Она предпочла бы ходить в церковь, как это было бы естественно, под руку со своим братом Жаном. Она ему об этом писала, так как он никогда не приезжал повидаться с ней. Но он не находил времени даже для отправления религиозных обязанностей. Шарлотту это тревожило. Неужели же он утратил веру? И в Сорбонне Жан тоже никогда не появлялся. Время от времени она получала от него в последнюю минуту коротенькие записочки, в которых он извинялся, что не сможет прийти на свиданье, предложенное ею. Шарлотта не смела настаивать: она хотя и была старше Жана, но считала, что скорее брат должен охранять ее, чем она его. Париж был полон опасностей для молодой девушки. Известно, что в нем легко не только потерять свою честь, но и потеряться, — сев однажды не в тот автобус, Шарлотта оказалась в совершенно незнакомой части города, кишевшей, как ей показалось, хулиганами, которые слонялись возле более чем сомнительных кафе. Спросив дорогу у полицейского, она ничего не поняла ни в его объяснениях, ни в плане Парижа, который тот развернул перед нею. Какой-то господин, с виду довольно приличный, предложил проводить ее, но Шарлотта, покраснев до ушей, с негодованием отвергла его услуги, чем он остался весьма недоволен.

После этого злосчастного случая Шарлотта уже никогда не отклонялась от раз и навсегда избранного маршрута: с вокзала Сен-Лазар, куда она приезжала из своего лицея, она направлялась прямо в Латинский квартал. Иногда в пять часов выпивала чашку чая с пирожным. Но только на вокзале Сен-Лазар или в районе бульвара Сен-Мишель. Неведомый Париж, простиравшийся вокруг, представлялся ей обширной западней, переполненной апашами в каскетках и веревочных туфлях, с устрашающе длинными баками на щеках. Ей внушала ужас мысль, что кто-нибудь из них к ней пристанет. Какой-то прохожий сказал ей однажды, что у нее красивые глаза, она припустила от него со всех ног как сумасшедшая.

Приятельницу, найденную Шарлоттой в Сорбонне, мучили те же страхи. Вдвоем они чувствовали себя храбрее.

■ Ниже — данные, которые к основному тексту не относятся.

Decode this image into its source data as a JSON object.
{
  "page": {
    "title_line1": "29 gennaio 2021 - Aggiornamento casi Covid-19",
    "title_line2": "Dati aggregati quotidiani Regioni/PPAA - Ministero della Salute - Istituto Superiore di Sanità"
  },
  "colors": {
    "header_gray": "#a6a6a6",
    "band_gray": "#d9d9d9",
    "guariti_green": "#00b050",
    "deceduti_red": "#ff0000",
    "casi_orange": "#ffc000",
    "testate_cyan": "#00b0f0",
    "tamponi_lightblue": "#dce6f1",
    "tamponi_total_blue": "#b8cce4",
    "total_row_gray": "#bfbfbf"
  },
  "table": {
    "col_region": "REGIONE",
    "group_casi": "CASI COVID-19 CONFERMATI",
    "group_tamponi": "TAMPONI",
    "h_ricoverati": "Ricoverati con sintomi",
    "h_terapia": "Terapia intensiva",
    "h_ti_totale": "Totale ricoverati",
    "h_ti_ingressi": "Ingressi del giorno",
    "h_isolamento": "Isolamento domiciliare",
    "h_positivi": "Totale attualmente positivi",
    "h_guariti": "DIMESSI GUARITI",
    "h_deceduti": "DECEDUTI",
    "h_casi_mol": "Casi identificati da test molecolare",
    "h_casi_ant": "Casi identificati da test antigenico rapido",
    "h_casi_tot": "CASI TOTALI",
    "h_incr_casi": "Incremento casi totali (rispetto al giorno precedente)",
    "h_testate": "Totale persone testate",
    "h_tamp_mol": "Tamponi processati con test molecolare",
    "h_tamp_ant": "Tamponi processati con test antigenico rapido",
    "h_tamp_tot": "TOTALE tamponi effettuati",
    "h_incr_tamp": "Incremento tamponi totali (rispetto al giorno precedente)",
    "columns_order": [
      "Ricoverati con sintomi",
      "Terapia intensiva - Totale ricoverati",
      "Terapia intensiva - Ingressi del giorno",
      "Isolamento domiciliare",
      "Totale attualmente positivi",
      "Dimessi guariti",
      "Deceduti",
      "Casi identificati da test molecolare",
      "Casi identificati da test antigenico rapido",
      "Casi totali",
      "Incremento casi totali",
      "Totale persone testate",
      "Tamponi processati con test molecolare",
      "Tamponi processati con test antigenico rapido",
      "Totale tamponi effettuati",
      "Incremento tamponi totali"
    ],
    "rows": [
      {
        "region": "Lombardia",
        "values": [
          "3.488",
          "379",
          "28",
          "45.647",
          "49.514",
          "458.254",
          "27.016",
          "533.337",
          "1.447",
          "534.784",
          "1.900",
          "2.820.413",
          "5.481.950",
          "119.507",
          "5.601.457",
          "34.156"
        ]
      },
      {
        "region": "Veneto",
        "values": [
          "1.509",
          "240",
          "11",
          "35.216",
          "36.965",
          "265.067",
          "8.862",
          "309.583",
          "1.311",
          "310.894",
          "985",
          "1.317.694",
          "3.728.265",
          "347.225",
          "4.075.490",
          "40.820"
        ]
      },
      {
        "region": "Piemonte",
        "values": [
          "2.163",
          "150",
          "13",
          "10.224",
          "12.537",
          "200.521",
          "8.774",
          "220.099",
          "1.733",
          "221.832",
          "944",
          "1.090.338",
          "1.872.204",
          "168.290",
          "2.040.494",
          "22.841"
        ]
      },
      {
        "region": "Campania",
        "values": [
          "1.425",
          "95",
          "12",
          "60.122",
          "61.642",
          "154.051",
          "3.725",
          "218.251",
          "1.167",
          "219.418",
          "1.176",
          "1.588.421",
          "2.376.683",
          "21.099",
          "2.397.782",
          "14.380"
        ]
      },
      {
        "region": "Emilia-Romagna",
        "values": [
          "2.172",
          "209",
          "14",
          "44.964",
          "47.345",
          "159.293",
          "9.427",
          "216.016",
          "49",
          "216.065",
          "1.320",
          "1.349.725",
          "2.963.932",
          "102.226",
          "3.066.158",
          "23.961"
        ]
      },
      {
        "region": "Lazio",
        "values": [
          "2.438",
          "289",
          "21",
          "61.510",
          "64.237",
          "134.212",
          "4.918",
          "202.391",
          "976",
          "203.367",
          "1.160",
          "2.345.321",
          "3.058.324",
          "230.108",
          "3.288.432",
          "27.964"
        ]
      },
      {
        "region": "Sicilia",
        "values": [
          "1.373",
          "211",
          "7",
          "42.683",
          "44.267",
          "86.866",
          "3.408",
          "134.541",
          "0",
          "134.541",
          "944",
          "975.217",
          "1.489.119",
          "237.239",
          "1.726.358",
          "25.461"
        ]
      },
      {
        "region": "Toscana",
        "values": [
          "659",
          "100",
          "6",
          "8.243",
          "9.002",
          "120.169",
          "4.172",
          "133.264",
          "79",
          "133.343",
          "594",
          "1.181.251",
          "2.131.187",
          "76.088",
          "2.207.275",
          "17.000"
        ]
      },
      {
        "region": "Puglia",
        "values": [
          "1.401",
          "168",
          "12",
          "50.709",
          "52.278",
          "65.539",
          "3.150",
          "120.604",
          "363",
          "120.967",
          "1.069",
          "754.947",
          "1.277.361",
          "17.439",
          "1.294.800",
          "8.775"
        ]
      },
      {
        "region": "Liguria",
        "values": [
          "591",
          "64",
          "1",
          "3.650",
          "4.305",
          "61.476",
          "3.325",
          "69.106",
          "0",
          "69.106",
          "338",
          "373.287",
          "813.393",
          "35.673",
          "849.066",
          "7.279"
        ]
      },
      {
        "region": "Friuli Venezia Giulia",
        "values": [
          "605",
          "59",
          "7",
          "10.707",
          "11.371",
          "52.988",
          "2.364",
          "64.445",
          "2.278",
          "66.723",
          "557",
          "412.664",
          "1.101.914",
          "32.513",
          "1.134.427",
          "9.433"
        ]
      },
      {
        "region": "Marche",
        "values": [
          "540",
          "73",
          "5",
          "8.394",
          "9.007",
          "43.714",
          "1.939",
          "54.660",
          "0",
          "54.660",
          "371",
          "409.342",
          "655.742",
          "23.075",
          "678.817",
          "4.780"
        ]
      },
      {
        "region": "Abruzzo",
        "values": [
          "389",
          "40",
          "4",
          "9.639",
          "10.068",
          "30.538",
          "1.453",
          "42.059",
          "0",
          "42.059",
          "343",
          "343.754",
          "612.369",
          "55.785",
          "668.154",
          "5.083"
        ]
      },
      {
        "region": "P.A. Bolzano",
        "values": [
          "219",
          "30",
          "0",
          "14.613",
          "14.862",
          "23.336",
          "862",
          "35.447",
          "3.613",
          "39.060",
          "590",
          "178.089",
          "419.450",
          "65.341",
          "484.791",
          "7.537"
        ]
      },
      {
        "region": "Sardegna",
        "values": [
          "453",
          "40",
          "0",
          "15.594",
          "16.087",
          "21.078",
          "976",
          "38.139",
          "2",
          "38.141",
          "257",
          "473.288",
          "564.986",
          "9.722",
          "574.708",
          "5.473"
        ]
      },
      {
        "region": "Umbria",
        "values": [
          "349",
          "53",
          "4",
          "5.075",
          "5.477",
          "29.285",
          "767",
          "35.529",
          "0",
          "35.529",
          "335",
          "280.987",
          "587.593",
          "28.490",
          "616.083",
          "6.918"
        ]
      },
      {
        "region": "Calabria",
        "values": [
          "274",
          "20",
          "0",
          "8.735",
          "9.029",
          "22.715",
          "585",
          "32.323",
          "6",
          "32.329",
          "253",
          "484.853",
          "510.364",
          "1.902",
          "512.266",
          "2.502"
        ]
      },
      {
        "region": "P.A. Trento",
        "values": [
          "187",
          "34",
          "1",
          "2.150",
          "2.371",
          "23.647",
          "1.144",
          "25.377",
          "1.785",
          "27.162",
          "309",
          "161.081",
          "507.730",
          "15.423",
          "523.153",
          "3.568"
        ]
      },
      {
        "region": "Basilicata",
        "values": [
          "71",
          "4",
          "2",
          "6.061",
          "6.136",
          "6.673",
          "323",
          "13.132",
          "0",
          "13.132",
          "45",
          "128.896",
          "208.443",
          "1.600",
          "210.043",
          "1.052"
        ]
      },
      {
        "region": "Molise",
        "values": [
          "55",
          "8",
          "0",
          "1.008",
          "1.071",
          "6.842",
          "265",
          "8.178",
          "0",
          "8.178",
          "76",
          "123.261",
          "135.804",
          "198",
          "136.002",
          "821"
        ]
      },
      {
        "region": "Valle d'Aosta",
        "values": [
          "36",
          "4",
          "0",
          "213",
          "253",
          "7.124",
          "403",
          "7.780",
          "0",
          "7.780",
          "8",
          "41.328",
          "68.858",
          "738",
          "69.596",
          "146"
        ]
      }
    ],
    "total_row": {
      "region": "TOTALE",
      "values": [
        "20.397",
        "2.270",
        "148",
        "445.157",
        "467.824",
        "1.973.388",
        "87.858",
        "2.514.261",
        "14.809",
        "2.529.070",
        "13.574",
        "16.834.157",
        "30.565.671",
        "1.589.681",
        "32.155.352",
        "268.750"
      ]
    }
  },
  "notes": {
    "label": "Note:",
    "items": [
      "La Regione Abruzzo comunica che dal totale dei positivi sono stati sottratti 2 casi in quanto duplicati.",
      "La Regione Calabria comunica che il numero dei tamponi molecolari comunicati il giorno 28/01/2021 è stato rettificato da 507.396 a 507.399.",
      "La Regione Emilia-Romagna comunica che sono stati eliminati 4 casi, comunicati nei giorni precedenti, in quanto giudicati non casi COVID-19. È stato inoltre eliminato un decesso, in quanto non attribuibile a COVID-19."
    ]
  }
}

Мадемуазель Лельевр повезло хотя бы в том, что она была плоская, как доска. Никто не косился на ее грудь, как на слишком пышный бюст бедной Шарлотты, которая жестоко затягивалась, чтобы прижать свои груди, внушавшие ей стыд.

Иногда девушки ходили вдвоем в Театр французской комедии (разумеется, на утренние спектакли). Однажды сосед Шарлотты угостил их конфетами. Они без колебаний в один голос отказались. Но на выходе из театра их задержал яростный летний ливень, и незнакомец, улыбаясь, предложил укрыть девушек под своим зонтом, чтобы они могли добежать до автобуса или, добавил он, до ближайшей кондитерской, где они могли бы поговорить за чашкой чая о спектакле.

С этого дня Шарлотта не делала ни шагу без зонтика, в любое время года и при любой погоде.